• aynı belgeseli bir arkadaştan duyan bendenizin daha sonra bir ansiklopedide gördüğüm tardigrad ın ta kendisi olmasından ciddi biçimde şüphelendiğim hayvan. hayat koşulları neşeli/ hoş olmadığında, su olmadığında mesela, vücudundaki suyun belirtildiği gibi büyük bir kısmın boşaltıyor, geri kalan su da herifçioğlunun her hücresinin etrafında bir halka oluşturmak üzre kendi kendine anlaşıp dağılıyor.böylece eleman fişi çekip belirsiz bir süre için, ta ki rüzgar tarafından koşulları daha adam gibi olan bir ortama ulaştırılıncaya kadar kendisini resmen kapatıyor. yaşam süresi belirsiz. zira hem sözkonusu belgeselde hem de ansiklopedide geçen bir müze hadisesi vardı ki evlere şenlik:
    120 yıllık bir tardigrad fosili bulan bilimadamları, elemanı müzede sergilemek maksadıyla üzerine biraz su dökerler,
    bu da "oh be kendime geldim hadi bi çay'koyun bakim" der gibi canlanır... -150 derece soğuğa ve bir o kadar da sıcağa dayanıklı deniz ayısı kardeşimizin yetmiyormuş gibi radyasyona dayanıklılığı da akıllara zarardır.fiziksel görünümü biraz bite binmektedir. beslenme hadisesi de ön cephesinde bulunan ve fonksiyon olarak pipetvari diyebileceğimiz kancasını, bitkilere batırıp içerdeki özsuyu içmek suretiyle gerçekleşir. pantolon paçalarından hayvanlara kadar, hareket eden herhangi bir nesneyi kafasına göre bedavaya taksi olarak kullanabilmektedir.süper neşeli bir bitsi heriftir.

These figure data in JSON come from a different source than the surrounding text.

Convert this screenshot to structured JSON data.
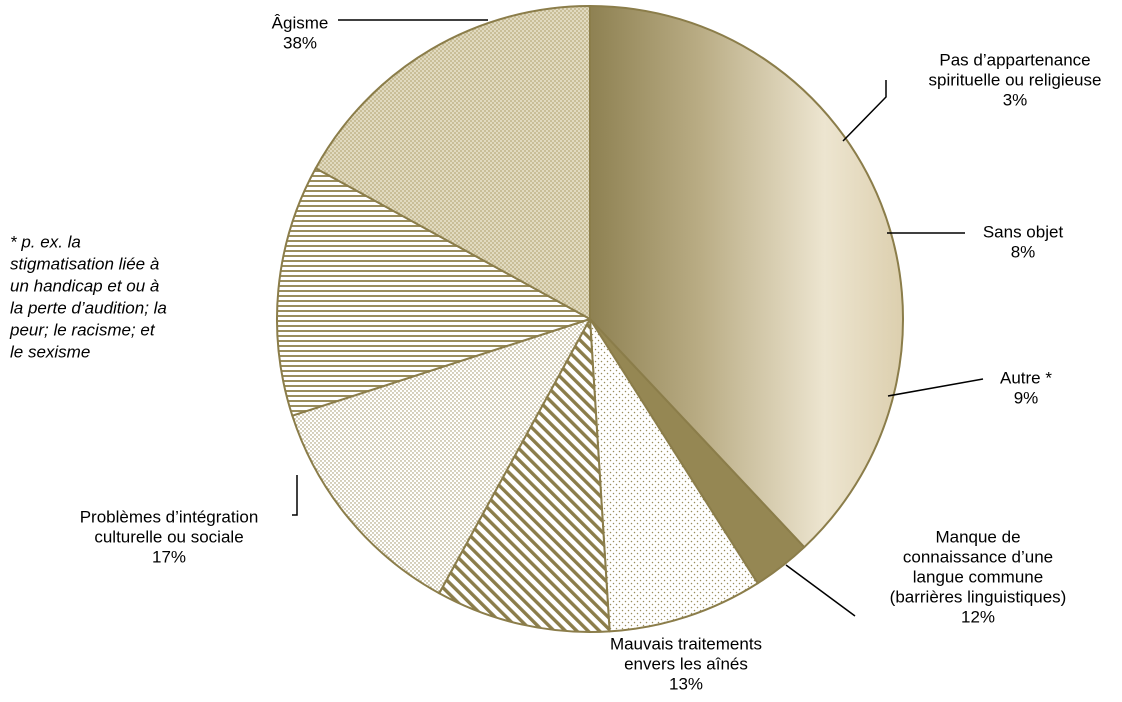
{
  "chart_data": {
    "type": "pie",
    "title": "",
    "unit": "%",
    "start_angle_deg": 270,
    "direction": "clockwise",
    "slices": [
      {
        "label_lines": [
          "Âgisme"
        ],
        "value": 38,
        "value_label": "38%",
        "fill": "gradient",
        "color": "#8B7D4A"
      },
      {
        "label_lines": [
          "Pas d’appartenance",
          "spirituelle ou religieuse"
        ],
        "value": 3,
        "value_label": "3%",
        "fill": "solid",
        "color": "#958753"
      },
      {
        "label_lines": [
          "Sans objet"
        ],
        "value": 8,
        "value_label": "8%",
        "fill": "dots-sparse",
        "color": "#9A8D5C"
      },
      {
        "label_lines": [
          "Autre *"
        ],
        "value": 9,
        "value_label": "9%",
        "fill": "diagonal-lines",
        "color": "#8B7D4A"
      },
      {
        "label_lines": [
          "Manque de",
          "connaissance d’une",
          "langue commune",
          "(barrières linguistiques)"
        ],
        "value": 12,
        "value_label": "12%",
        "fill": "dots-dense",
        "color": "#9A8D5C"
      },
      {
        "label_lines": [
          "Mauvais traitements",
          "envers les aînés"
        ],
        "value": 13,
        "value_label": "13%",
        "fill": "horizontal-lines",
        "color": "#9A8D5C"
      },
      {
        "label_lines": [
          "Problèmes d’intégration",
          "culturelle ou sociale"
        ],
        "value": 17,
        "value_label": "17%",
        "fill": "crosshatch-dense",
        "color": "#A89A6A"
      }
    ],
    "outline_color": "#8B7D4A",
    "legend": "none",
    "footnote_lines": [
      "* p. ex. la",
      "stigmatisation liée à",
      "un handicap et ou à",
      "la perte d’audition; la",
      "peur; le racisme; et",
      "le sexisme"
    ]
  }
}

  • minyatür ayı.ciddi ciddi ayıya benzemekte şekli...mikroskop altında kıvırta kıvırta yüzmekte.gavur boşuna water bear dememiş.
  • kendisi ile ilgili çok sıkı bir paranoya/şükür seansı yaşadığım minyatür şahsiyettir.

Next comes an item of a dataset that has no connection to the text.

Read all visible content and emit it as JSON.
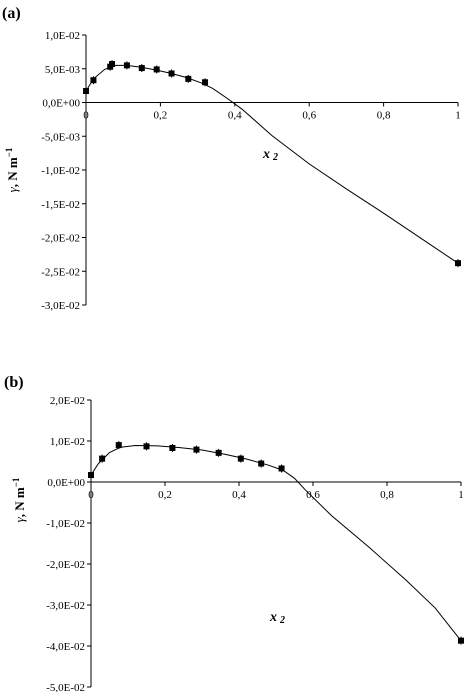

    zira eğer bu herifçioğlu insan ya da hayvan paraziti gibi takılmaya kalksaydı ve dendiği gibi ortamlara akmaya karar verse idi, bizim tarafımızdan neredeyse hiç bir yoldan öldürülemeyeceği için, alayımızın tifo/ tifüsden gitmesi makul olurdu,gerçek olurdu.fakat insanlığın feriştahını halletme gücüne sahip ya da bilumum tehlikeye dayanma gücüne sahip bu adamın o tip niyetleri yoktur.sorsanız;' insan minsan,kan emmek gelmez bize hoca' der.felaket iyi niyetli,dehşet kendi halindedir.tabii sözkonusu 'bize gelmez listesi'nde aşırı soğuk/sıcak ve ciddi birimlerde radyasyon da var ki,
    ayı/eleman/herifçioğlu tanımları sebebiyle her ihtimale karşı kendisine buradan selam ediyor, kendi toplumu içerisinde varlığı olası bilumum geçmiş/gelecek bayramlarını kutluyor, saygıda kusur etmiyorum.
  • sıcaklık değişimlerine çok acaip dayanıklı hayvan türü. yanlış hatırlamıyosam bi tür tatarcık.

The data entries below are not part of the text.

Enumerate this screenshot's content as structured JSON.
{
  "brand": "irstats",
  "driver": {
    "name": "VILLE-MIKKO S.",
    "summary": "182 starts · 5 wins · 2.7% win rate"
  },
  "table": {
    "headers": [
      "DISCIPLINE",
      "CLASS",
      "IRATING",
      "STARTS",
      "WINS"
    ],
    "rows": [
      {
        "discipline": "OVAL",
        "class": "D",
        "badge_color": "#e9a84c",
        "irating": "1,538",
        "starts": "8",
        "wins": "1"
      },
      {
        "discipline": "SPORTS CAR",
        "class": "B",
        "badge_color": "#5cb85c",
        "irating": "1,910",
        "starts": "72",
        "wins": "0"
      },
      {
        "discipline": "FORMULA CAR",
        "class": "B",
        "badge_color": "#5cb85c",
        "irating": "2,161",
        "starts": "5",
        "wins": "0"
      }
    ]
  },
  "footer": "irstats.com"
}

    küçükken böyle bi kelime biliyo olmak çok hoşuma giderdi.
    (bkz: tatarcık)
    (bkz: ornitorenk)
  • büyüklüğü bir toplu iğne başından fazla olmayan, doğadaki en dayanıklı canlılardan biriymiş.laboratuvar deneylerinde eksi 272 c'de helyum içine atılmış; eksi 192 c'de 20 ay süreyle bırakılmış ve 92 c de eter, alkol ve diğer zararlı kimyasal maddeler içine atılarak haftalarca kaynatılmış efendim ve normal ısıya döndürülüp, su verildiğinde tekrar yaşamaya başlamış.hayvanlar alemine saygılar sunuyorum.
  • (bkz: su ayısı)
  • sıfırın altında 272 dereceden artı 151 derece sıcaklığa kadar dayanabilen, atmosferin 300 katı atmosfer basıncına bana mısın bile demeyen bu ayılar, uzayda da yaşamayı başarmış. current biology dergisinin haberine göre geçen eylülde bir rus soyuz füzesiyle fırlatılan avrupa uzay aracı foton-m3’teki tardigradlar 270 km irtifada uzay boşluğuna bırakılmışlar. sadece uzay boşluğuna değil, dünya ortamından en az bin kat fazla ve yaşayan organizmaların büyük bölümü için öldürücü ultraviyole ışınlarına dayanmayı başardıklarını gören bilim adamları, minik hayvancıkların suyla temas eder etmez hiçbir biyolojik değişiklik göstermeden derin uykularından uyandıklarını ve hatta normal şekilde çoğalmaya başladıklarını fark etmişler. burdan kendilerine vay ayı vay demek istiyorum.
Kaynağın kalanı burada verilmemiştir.